Additionally, a study by the Institute for Local Self-Reliance found that composting facilities on a per ton basis sustain two times more jobs than landfills and four times more jobs than incineration facilities./4

The greatest hurdle to realizing the benefits of composting in waste management systems across the country is a chronic lack of composting infrastructure. From organic waste collection to processing equipment and an adequate distribution of facilities themselves, composting as a solid waste management solution has not achieved its full potential. In fact, recent statistics show that less than 10% of compost facilities are currently collecting food scraps./5

Additionally, state and local authorities often struggle to support assessments and planning projects that help incorporate composting into their waste management systems. Finally, many composting facilities experience an increased complexity of feedstocks in addition to volume. Further action is required to support development of composting facilities that are designed for the future with the ability to accept certified compostable products as tools for collecting organics at scale. The expansion of sufficient composting infrastructure has been prolonged by a continued lack of financial support to fund projects, from planning to implementation, that are essential to a more robust composting system and the creation of economic incentives for composters to accept and process more food waste.
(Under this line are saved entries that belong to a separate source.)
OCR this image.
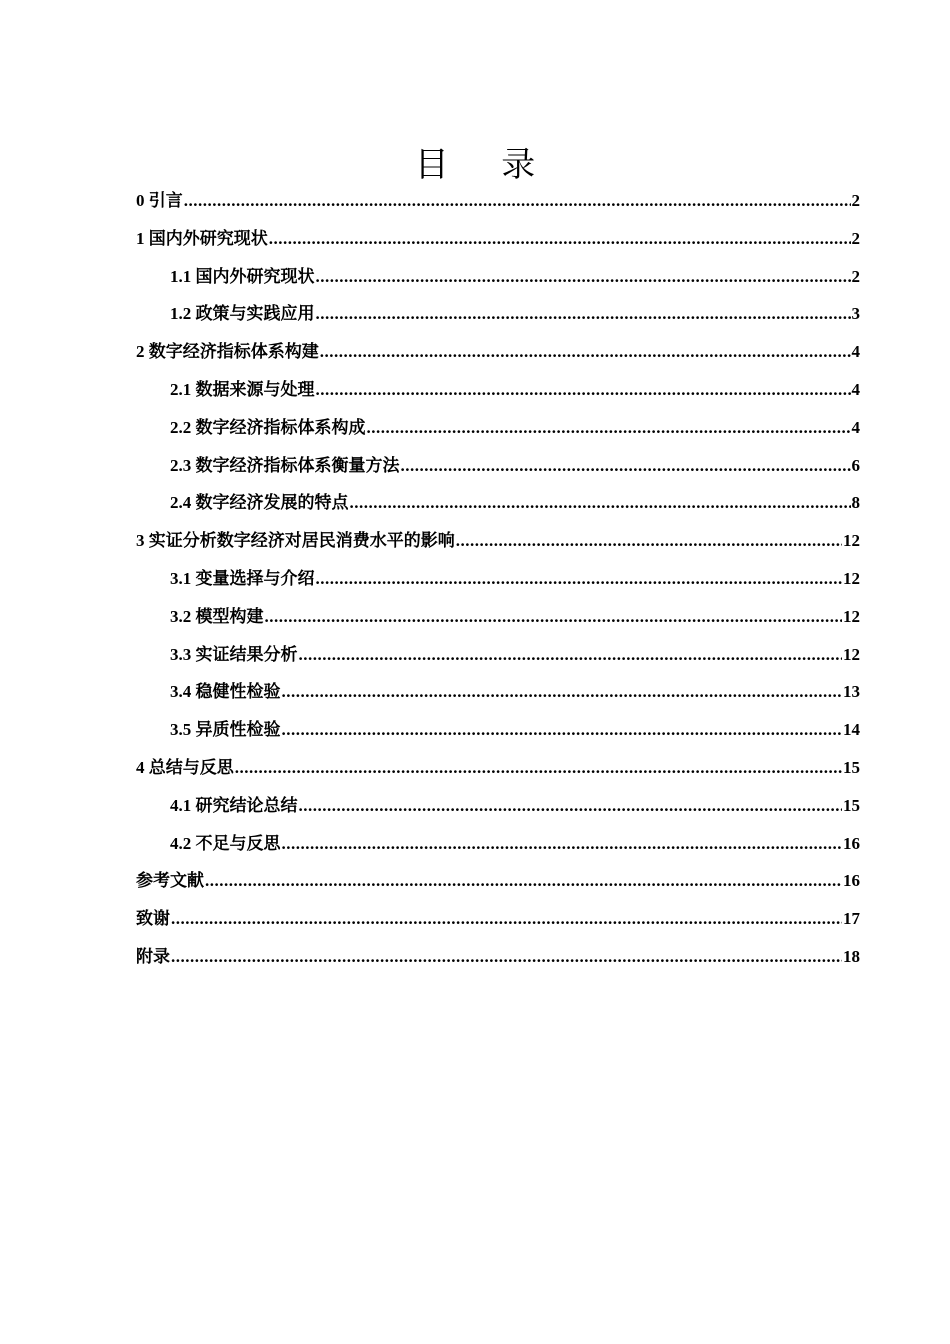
目 录
0 引言 .....	2
1 国内外研究现状 .....	2
1.1 国内外研究现状 .....	2
1.2 政策与实践应用 .....	3
2 数字经济指标体系构建 .....	4
2.1 数据来源与处理 .....	4
2.2 数字经济指标体系构成 .....	4
2.3 数字经济指标体系衡量方法 .....	6
2.4 数字经济发展的特点 .....	8
3 实证分析数字经济对居民消费水平的影响 .....	12
3.1 变量选择与介绍 .....	12
3.2 模型构建 .....	12
3.3 实证结果分析 .....	12
3.4 稳健性检验 .....	13
3.5 异质性检验 .....	14
4 总结与反思 .....	15
4.1 研究结论总结 .....	15
4.2 不足与反思 .....	16
参考文献 .....	16
致谢 .....	17
附录 .....	18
USCIC recommends that part of the funding for the Solid Waste Infrastructure for Recycling (SWIFR) grant program be dedicated to composting infrastructure projects at all scales. At least 31% of overall.

1 United States Environmental Protection Agency. Advancing Sustainable Materials Management: 2018 Fact Sheet. United States Environmental Protection Agency (2020) p. 4.

2 Ibid.

3 United States Environmental Protection Agency. Inventory of U.S. Greenhouse Gas Emissions and Sinks: 19902020. United States Environmental Protection Agency (2022) pp. ES13.

4 Bell, Bobby and Platt, Brenda. Building Healthy Soils with Compost to Protect Watersheds. Institute for Local Self Reliance (2014) p. 4

5 Goldstein, Nora. Quantifying Existing Food Waste Composting Infrastructure in the U.S. BioCycle (2019).